Please help! Vectors and angles

A ship is sailing through the water in the English Channel with a velocity of 22 knots along a bearing of 157° (knots being a unit used to measure the speed of aircrafts and boats). The current has a velocity of 5 knots along a bearing of 213°. Find the resultant velocity and direction of the ship. (Remember that bearing is measured clockwise from the north axis).
1) 25 knots at 166.5 degree
2) 27 knots at 350 degree
3) 166.5 knots at 25 degree
4) 350 knots at 27 degree

Answer 1

The answer is A. I am doing Pearson Connexus and had this same question. It showed A was the correct answer to this question.

Answer 2

We have been given that a ship is sailing through the water in the English Channel with a velocity of 22 knots along a bearing of 157°.

Further we have been given that current has a velocity of 5 knots along a bearing of 213°.

Therefore, angle between the direction of ship and direction of current will be

`\theta = 213 - 157 = 56^(0)`

We can find the magnitude of resultant by using parallelogram law of vectors.

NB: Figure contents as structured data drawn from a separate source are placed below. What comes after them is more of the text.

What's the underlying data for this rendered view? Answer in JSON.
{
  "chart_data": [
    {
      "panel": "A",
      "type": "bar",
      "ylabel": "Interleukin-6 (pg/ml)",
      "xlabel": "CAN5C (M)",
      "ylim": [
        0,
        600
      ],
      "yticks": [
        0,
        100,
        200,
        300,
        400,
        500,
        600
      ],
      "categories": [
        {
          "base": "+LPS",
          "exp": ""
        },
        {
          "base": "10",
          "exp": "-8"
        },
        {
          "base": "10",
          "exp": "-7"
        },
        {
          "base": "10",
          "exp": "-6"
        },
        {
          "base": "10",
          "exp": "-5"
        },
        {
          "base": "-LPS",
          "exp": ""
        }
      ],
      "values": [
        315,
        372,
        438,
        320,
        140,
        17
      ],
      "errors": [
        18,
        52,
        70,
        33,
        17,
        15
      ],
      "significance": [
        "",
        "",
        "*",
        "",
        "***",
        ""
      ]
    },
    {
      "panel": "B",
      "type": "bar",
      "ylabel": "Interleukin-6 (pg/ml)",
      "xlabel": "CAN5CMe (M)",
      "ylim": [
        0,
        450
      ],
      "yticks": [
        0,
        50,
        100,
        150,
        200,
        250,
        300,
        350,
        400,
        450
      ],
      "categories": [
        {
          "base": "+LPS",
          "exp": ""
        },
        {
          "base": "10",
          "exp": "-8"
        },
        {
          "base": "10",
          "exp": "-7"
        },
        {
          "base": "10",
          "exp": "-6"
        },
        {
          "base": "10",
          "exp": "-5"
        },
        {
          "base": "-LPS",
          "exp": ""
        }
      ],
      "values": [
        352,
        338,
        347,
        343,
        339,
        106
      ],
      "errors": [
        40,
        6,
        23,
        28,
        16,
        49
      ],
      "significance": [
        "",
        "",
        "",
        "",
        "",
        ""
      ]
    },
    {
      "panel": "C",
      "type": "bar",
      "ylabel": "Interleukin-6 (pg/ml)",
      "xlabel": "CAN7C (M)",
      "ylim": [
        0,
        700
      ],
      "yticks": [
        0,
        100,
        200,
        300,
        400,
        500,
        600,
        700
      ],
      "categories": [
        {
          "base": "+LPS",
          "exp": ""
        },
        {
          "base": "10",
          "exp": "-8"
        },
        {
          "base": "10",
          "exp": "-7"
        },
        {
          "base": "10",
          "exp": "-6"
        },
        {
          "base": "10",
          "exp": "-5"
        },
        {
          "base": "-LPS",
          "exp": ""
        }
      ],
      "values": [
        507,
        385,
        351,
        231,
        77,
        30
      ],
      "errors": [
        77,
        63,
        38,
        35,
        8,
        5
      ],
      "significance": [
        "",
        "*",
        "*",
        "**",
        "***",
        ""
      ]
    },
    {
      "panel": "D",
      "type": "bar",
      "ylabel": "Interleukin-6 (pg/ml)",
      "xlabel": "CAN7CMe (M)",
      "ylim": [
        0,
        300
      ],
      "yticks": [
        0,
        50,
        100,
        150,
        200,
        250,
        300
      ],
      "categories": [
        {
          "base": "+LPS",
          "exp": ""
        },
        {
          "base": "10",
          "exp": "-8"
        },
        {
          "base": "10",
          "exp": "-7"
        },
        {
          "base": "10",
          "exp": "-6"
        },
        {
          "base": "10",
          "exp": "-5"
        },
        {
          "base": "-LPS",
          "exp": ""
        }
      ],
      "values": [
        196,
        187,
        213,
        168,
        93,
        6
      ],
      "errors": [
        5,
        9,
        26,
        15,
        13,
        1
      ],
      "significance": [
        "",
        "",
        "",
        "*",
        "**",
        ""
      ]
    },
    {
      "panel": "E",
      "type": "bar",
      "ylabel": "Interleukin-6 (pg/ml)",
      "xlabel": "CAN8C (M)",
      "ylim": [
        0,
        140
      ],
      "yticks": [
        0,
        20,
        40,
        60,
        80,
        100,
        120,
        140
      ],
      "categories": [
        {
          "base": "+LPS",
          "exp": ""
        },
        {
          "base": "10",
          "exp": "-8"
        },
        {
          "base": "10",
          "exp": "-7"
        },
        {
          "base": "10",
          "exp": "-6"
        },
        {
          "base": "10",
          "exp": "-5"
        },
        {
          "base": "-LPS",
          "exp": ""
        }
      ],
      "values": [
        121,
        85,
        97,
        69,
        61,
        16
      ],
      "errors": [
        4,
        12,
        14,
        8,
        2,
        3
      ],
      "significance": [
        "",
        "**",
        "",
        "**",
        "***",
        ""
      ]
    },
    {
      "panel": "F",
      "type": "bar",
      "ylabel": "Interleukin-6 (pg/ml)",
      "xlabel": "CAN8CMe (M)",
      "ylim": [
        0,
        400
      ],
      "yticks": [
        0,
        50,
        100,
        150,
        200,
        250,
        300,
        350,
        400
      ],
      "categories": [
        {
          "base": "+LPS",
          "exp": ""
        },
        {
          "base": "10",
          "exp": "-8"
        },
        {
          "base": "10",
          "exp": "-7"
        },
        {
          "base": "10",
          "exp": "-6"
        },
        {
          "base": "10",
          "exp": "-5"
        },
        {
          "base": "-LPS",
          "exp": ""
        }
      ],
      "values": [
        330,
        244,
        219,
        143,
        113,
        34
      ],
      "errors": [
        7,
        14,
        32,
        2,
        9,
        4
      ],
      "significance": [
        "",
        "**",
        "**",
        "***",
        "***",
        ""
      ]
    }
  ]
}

`R=\sqrt{P^(2)+Q^(2)+2PQcos(\theta)}`

Upon substituting
`P=22, Q = 5 \text{ and }\theta = 56` in this formula, we get

`R=\sqrt{22^(2)+5^(2)+2\cdot 22\cdot 5cos(56)}\\ R=√(484+25+220\cdot0.55919)\\ R=√(632.0224)\\ R=25.14 \text{ knots}`

Therefore, resultant velocity of the ship is 25.14 knots.

We find the angle of resultant from P, that direction of ship using the formula

`\alpha = arctan((Qsin(\theta))/(P+Qcos(\theta)))`

Upon substituting the values, we get

`\alpha = arctan((5sin(56))/(22+5cos(56)))\\ \alpha = arctan((4.14518)/(24.79596))\\ \alpha = arctan(0.16717)\\ \alpha = 9.49^(0)`

Therefore, bearing of the resultant is
`157+9.49 = 166.49^(0)`

Hence, option (A) is the correct choice!